Among the indigenous conifers, the species to which the Douglas fir directly compares is the silver fir that, in comparison with its exotic competitor, develops optimally in a more limited environment. The fir, moreover, is always very prone to weather damage and especially damage from parasites.  With the exception of the populations in Calabria, it shows poor individual variability. Moreover, rivers of ink have been written on the white fir recession in Europe. In this case, it must be said that the indigenous species seems less adapted to the environment than exotic species. Which is surprising: the conclusion or nature?

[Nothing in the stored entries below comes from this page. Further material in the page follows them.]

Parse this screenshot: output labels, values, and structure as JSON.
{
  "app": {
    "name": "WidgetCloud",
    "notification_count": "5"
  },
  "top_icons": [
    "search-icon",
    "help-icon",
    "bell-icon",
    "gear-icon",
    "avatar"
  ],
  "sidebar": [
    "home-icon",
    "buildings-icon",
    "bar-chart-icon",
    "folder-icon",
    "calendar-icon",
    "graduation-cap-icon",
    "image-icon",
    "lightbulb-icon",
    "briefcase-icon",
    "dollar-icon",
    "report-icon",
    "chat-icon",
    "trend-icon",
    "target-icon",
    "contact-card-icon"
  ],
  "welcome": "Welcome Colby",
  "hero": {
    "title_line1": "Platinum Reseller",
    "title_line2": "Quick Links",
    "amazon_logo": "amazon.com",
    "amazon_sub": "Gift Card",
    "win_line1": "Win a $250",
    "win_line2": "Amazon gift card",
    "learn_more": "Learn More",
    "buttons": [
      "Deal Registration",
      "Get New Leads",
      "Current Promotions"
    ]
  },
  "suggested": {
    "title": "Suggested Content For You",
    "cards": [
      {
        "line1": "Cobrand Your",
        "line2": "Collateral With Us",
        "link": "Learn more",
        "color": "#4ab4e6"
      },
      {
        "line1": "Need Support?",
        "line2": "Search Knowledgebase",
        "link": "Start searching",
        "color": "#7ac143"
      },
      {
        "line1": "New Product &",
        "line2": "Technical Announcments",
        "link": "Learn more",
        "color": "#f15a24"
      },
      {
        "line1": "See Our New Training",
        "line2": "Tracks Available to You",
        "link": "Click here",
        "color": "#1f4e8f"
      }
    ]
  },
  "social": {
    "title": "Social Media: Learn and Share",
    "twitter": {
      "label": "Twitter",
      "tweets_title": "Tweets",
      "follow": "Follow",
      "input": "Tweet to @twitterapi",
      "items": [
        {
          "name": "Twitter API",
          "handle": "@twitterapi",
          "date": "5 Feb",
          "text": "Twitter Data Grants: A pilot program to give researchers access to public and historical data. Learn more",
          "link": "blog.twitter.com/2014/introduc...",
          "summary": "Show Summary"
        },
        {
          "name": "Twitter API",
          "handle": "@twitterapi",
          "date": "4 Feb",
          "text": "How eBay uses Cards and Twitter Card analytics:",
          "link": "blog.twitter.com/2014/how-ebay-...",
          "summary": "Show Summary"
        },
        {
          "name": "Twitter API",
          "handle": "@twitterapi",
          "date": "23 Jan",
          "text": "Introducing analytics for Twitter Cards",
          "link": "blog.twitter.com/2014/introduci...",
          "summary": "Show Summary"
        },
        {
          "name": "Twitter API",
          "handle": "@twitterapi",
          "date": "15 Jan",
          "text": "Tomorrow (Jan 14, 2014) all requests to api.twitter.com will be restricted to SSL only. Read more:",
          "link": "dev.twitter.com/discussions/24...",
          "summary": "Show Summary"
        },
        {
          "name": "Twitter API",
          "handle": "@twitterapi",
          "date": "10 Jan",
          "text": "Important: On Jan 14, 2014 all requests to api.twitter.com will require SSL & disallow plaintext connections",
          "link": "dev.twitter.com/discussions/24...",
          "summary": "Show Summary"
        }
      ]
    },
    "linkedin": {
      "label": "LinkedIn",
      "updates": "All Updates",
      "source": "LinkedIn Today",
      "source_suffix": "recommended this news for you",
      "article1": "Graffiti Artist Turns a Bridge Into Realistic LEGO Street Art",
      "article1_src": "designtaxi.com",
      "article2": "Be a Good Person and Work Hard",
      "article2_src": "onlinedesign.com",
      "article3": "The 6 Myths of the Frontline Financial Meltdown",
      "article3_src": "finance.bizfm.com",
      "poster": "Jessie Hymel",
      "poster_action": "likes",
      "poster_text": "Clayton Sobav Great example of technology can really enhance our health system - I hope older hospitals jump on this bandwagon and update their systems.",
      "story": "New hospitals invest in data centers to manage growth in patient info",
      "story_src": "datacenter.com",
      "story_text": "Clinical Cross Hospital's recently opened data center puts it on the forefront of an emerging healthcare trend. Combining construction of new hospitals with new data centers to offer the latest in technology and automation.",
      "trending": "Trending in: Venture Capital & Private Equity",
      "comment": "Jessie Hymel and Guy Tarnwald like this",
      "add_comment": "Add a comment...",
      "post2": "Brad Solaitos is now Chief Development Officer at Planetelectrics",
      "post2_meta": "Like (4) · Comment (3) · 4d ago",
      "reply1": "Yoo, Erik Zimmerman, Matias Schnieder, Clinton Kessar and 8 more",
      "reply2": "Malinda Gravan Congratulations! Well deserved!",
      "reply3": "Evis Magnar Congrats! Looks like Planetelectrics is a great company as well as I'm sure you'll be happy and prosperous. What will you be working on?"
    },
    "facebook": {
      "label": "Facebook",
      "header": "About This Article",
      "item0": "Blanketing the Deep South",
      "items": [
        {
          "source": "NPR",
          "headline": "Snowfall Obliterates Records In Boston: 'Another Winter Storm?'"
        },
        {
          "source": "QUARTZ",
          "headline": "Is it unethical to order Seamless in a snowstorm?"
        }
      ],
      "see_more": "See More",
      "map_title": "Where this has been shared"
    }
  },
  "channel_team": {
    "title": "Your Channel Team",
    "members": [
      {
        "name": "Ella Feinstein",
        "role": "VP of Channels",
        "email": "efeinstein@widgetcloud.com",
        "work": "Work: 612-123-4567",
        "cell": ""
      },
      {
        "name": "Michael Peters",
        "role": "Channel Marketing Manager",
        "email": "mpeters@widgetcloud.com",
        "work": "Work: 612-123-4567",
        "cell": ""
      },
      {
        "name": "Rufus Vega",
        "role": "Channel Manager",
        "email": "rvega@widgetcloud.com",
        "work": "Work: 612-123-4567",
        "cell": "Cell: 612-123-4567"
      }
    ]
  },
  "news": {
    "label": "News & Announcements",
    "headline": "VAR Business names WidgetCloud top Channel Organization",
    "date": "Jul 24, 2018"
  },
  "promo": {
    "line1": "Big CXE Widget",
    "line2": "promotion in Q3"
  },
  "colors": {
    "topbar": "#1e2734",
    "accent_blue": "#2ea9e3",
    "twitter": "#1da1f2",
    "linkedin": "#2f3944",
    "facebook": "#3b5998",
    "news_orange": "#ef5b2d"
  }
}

Douglas fir timber production is 1.5 times greater than that of the fir. Its timber has the same resistance but it is easier to plane. One of the strong points of “Douglas timber” is its pleasing appearance for use as exposed beams, and has become the standard for use in constructing habitable lofts.
The green Douglas fir, today, as well as in its historical experimental plots is used extensively in reforestation in Tuscany, Romagna and Calabria. Near Florence, the most impressive plantation is the one surrounding the Sanctuary of Monte Senario.
Inventories fail to give a convincing figure of its spread in Italy. Orazio La Marca has estimated 15,000 hectares, still much less than England, Germany and France which (each one) more or less reach 300,000 hectares. To think that, in short order, first a professor with his assistant, then a ministry official, and finally a busful of landowners came from France to see the Tuscan facilities in 1966.
In conclusion, while forest production facilities financed by Fond Forestier National were humming along beyond the Alps, everything came to a stop in Italy, with abandoned fields being left to their natural spontaneous evolution. Many factors were at fault. Nevertheless, the foundation is in our absolute unwavering belief in the eternal and absolute free growth of an affluent society. Forestry is an art based on foresight. If the reasons for being far-sighted topple, there is no longer a need for forestry.